Improbidade é desonestidade, indicando qualquer ato que infringe a moralidade pública. O ato de improbidade administrativa afronta a honestidade, a boa-fé, o respeito à igualdade, às normas de conduta aceitas pelos administrados, o dever de lealdade, além de outros postulados éticos e morais (Andreucci, 2017, p. 496).
O agente público quando munido de dinheiro público deve observar acima de tudo o interesse social, tendo uma proporcionalidade entre valor gasto e o benefício à sociedade. O administrador do dinheiro público não é titular dos bens que administra, sendo de sua competência praticar apenas os atos administrativos que tenham uma motivação válida e real, em benefício do povo, sob pena de responder pelo que praticou, se agir de má fé e faltar zelo.
Conforme PRESTES (2016), a Administração Pública começou a se organizar nos séculos XVIII e XIX, uma época de prevalência do Estado Absolutista, onde o poder era centralizado impedindo qualquer desenvolvimento público. Não existia entendimento normativo baseado em princípios constitucionais; havia somente obras e regras esparsas que originariam conceitos de direitos constitucionais e administrativos.
Com o surgimento do Estado de Direito houve uma contenção do poder absoluto com uma ideologia extremamente poderosa para todos aqueles que lutam contra o autoritarismo e o totalitarismo, transformando-se num dos principais pilares do regime democrático.
Para RAZ (1979), p. 212, o Estado de Direito em seu sentido amplo “significa que as pessoas devem obedecer às leis e serem reguladas por elas. Porém, em uma teoria política e jurídica, ele deve ser lido de uma maneira mais estrita, no sentido de que o governo deve ser regulado pelas leis e submetido às mesmas”. Nesse sentido, o Estado não possui uma autoridade suprema, onde seus atos estão isentos de qualquer sanção e responsabilidade.
No ordenamento jurídico brasileiro, a ideia de improbidade administrativa teve uma notoriedade com a Proclamação da República em 1889, no entanto somente com a Constituição Federal Brasileira de 1946 (art. 141, §31) que existiu formalmente o tratamento sobre o tema, que posteriormente houve alteração com Constituição Federal de 1967 (art.150, §11), depois modificada pela EC. nº 1/1969 (art.153, §11), conforme CARVALHO FILHO (2018).

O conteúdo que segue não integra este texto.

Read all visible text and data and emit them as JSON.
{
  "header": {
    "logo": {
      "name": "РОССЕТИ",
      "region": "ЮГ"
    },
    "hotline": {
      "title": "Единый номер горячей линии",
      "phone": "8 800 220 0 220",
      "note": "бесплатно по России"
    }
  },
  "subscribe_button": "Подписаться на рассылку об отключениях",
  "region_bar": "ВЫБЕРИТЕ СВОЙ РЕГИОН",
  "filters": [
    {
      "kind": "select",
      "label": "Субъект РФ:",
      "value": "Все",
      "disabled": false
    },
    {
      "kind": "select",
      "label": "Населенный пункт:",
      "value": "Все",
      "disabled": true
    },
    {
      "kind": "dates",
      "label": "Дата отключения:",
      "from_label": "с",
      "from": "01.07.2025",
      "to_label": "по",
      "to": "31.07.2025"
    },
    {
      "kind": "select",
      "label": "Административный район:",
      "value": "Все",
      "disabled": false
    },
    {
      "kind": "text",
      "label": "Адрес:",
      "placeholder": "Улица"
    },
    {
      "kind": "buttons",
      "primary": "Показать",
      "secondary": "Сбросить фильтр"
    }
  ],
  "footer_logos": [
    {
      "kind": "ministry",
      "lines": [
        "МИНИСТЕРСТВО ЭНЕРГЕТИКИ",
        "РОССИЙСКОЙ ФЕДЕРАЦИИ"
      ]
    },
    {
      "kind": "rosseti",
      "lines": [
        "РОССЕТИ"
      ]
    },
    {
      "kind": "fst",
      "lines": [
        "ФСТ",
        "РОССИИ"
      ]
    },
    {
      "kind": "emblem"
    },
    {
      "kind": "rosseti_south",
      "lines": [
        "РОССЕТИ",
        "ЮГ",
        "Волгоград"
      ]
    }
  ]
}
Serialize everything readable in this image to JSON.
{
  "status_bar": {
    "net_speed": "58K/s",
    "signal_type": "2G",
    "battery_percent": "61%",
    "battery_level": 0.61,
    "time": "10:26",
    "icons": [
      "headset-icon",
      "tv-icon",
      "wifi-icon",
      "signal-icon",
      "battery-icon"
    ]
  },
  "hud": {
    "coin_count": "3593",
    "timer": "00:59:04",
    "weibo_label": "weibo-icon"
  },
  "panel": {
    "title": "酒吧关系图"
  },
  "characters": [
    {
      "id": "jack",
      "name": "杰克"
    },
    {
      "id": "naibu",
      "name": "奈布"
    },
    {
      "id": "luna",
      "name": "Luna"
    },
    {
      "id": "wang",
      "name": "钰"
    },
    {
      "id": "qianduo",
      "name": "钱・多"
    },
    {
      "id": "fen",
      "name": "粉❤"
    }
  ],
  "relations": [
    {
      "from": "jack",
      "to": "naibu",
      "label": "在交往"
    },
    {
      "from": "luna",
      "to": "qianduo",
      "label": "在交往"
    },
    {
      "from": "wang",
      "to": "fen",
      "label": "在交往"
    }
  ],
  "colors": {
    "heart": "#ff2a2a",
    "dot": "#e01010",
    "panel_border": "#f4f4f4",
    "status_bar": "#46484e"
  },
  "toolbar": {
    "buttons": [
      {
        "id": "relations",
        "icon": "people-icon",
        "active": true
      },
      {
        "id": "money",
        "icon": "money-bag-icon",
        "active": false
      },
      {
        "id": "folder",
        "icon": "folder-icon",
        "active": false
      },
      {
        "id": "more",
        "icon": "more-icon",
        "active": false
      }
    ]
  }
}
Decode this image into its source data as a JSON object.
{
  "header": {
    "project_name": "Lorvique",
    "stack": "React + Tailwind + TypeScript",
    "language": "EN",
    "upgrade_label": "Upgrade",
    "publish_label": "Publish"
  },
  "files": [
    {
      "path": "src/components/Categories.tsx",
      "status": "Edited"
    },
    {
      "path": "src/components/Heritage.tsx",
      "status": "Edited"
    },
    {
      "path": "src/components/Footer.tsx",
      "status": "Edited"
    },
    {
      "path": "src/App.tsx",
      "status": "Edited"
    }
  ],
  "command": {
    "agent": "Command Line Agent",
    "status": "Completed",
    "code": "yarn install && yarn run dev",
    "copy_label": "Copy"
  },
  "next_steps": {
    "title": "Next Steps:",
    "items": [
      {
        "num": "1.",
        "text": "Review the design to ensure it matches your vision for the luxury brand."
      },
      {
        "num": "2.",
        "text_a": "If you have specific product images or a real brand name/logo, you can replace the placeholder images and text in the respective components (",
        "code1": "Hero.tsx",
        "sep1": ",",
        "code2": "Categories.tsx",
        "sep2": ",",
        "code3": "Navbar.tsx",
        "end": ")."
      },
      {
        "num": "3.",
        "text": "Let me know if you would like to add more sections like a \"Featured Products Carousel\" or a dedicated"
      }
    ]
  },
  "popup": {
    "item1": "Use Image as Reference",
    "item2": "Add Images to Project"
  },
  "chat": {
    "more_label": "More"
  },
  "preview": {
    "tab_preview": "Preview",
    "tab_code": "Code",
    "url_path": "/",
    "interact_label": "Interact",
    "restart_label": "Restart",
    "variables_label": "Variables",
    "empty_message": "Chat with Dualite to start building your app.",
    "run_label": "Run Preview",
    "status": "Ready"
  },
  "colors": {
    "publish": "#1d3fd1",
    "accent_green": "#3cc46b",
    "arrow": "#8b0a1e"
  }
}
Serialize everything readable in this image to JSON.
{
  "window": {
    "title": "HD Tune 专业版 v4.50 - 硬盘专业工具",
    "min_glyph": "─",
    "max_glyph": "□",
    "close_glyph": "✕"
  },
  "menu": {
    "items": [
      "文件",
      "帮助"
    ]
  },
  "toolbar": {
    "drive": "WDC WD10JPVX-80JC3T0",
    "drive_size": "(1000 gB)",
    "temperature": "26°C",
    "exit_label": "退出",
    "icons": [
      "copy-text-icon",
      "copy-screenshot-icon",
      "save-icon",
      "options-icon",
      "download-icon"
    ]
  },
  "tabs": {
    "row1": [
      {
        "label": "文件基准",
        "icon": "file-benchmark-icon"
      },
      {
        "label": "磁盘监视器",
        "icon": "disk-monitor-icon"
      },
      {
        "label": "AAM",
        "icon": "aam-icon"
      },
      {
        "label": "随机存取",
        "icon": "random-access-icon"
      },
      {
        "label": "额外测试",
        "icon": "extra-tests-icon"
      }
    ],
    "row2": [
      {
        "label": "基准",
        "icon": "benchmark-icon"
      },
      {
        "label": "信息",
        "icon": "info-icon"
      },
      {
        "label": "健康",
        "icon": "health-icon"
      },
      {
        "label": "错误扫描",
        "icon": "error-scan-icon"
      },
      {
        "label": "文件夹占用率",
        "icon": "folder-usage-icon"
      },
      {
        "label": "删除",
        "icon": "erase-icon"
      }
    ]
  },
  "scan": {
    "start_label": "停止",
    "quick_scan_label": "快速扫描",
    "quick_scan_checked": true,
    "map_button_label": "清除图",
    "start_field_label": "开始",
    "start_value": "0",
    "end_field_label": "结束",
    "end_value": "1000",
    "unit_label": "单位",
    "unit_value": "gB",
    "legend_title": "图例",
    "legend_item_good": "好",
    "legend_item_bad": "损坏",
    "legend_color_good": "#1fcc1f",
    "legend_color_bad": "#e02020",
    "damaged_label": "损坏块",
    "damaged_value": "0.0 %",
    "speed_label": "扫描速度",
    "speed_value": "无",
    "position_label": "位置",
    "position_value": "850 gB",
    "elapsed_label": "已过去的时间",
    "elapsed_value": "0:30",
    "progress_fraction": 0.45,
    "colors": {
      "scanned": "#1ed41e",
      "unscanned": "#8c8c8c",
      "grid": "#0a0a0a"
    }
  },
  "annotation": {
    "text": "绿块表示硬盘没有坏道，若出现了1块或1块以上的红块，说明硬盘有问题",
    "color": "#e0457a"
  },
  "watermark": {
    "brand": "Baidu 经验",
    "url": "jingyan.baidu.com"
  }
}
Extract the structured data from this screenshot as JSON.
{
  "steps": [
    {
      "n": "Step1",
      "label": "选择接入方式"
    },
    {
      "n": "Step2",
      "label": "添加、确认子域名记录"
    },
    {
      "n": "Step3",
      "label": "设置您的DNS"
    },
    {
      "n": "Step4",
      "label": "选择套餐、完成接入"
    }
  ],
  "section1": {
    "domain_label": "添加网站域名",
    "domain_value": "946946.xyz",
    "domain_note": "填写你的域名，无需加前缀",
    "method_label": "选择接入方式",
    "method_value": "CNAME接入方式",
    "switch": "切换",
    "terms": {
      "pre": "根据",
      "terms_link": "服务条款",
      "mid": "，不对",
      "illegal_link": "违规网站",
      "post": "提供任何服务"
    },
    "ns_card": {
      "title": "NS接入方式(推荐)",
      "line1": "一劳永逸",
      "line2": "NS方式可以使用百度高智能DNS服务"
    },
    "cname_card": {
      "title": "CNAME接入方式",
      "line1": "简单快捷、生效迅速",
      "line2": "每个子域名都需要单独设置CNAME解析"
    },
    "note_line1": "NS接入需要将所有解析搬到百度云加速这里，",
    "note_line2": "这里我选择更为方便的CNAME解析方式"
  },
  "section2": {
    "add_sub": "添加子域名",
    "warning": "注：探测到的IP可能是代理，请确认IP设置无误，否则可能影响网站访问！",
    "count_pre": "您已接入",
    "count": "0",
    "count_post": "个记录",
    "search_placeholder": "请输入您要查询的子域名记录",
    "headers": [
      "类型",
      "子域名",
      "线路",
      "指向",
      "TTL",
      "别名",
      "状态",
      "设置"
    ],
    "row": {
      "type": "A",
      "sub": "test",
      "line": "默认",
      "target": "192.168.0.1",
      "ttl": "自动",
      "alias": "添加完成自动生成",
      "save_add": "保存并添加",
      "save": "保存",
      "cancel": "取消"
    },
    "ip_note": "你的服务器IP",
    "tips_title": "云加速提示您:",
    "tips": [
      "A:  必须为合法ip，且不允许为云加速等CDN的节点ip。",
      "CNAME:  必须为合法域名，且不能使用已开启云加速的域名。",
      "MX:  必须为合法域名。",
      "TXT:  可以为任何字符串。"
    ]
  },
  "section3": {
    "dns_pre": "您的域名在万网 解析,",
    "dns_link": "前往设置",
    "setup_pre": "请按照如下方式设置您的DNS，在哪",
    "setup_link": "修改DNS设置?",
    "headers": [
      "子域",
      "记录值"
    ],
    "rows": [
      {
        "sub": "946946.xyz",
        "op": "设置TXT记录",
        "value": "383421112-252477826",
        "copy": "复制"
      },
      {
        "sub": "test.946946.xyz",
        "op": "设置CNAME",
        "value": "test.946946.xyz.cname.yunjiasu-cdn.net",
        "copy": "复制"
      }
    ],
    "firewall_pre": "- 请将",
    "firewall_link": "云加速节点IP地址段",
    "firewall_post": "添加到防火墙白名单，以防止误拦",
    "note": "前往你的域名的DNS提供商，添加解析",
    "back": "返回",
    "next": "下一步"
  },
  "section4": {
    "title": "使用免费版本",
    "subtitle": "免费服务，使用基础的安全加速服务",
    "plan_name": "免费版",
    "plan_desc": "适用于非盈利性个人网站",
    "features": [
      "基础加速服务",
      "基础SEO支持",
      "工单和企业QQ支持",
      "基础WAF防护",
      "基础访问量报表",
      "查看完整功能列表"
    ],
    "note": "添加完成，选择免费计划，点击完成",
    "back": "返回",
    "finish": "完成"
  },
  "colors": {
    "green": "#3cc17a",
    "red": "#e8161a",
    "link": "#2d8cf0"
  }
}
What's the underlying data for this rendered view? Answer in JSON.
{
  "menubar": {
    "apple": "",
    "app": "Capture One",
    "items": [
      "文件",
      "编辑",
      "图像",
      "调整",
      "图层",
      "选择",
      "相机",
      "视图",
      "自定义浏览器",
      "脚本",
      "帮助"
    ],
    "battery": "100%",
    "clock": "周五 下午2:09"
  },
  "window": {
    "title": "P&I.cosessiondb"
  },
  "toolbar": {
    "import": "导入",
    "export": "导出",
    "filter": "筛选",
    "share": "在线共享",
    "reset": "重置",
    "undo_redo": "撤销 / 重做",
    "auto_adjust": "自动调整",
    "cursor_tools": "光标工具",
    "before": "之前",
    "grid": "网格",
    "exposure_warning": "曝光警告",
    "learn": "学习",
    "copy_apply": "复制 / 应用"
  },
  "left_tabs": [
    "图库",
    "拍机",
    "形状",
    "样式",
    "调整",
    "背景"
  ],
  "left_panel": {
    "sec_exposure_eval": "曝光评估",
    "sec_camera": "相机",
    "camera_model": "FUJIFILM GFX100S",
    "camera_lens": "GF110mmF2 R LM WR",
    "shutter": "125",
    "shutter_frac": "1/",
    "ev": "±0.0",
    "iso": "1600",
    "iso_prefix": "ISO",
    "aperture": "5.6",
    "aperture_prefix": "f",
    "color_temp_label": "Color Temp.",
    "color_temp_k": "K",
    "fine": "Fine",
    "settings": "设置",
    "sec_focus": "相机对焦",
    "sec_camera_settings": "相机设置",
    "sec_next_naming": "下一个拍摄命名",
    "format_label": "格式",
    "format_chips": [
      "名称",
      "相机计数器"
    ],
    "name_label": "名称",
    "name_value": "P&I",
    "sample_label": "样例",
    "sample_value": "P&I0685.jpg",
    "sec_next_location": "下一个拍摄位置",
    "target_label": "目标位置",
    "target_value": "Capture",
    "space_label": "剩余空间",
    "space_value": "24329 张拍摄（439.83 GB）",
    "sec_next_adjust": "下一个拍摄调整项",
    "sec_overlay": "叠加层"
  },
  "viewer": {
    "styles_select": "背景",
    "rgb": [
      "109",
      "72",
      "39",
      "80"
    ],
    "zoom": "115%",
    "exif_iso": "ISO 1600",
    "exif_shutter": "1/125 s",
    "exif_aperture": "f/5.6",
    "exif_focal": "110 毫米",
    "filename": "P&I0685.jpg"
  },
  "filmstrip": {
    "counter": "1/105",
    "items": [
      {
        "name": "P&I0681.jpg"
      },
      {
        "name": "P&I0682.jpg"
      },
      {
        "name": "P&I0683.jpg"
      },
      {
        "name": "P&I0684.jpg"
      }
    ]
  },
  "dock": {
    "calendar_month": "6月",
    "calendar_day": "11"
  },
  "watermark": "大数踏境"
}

Nesse contexto foi inserido nas premissas do direito constitucional brasileiro a prevenção e correção de distorções da administração pública por parte de seus agentes. COSTA (2000) ressalta que o instituto da improbidade como delito disciplinar, embora com eficácia contida, foi consagrado no art. 37, § 4º, da Constituição Federal Brasileira de 1988:
Art. 37. A administração pública direta e indireta de qualquer dos Poderes da União, dos Estados, do Distrito Federal e do Municípios obedecerá aos princípios de legalidade, impessoalidade, moralidade, publicidade e eficiência e, também, ao seguinte:
[...] § 4º Os atos de improbidade administrativa importarão a suspensão dos direitos políticos, a perda da função pública, a indisponibilidade dos bens e o ressarcimento ao erário, na forma e gradação previstas em lei, sem prejuízo da ação penal cabível (BRASIL, 1988).
Em síntese, pode-se definir a improbidade administrativa como sendo ato ilegal ou contrário aos princípios básicos da Administração Pública, cometido por agente público, durante o exercício de função pública, ou até mesmo por pessoa que não configura agente público, mas que participa ou se beneficia da prática de ato de improbidade, sendo sujeito às penalidades previstas na lei.
Conforme MATTOS (2012), infelizmente sempre existiram pessoas com má intenção, se corrompendo por poder e status, o que também ocorre na própria administração pública, a presença de pessoas que não apresentam o mínimo de zelo exigido para o exercício de sua função. Portanto para punição de pessoas com má índole é necessário sanções para suas condutas que visam benefício próprio e não do interesse público.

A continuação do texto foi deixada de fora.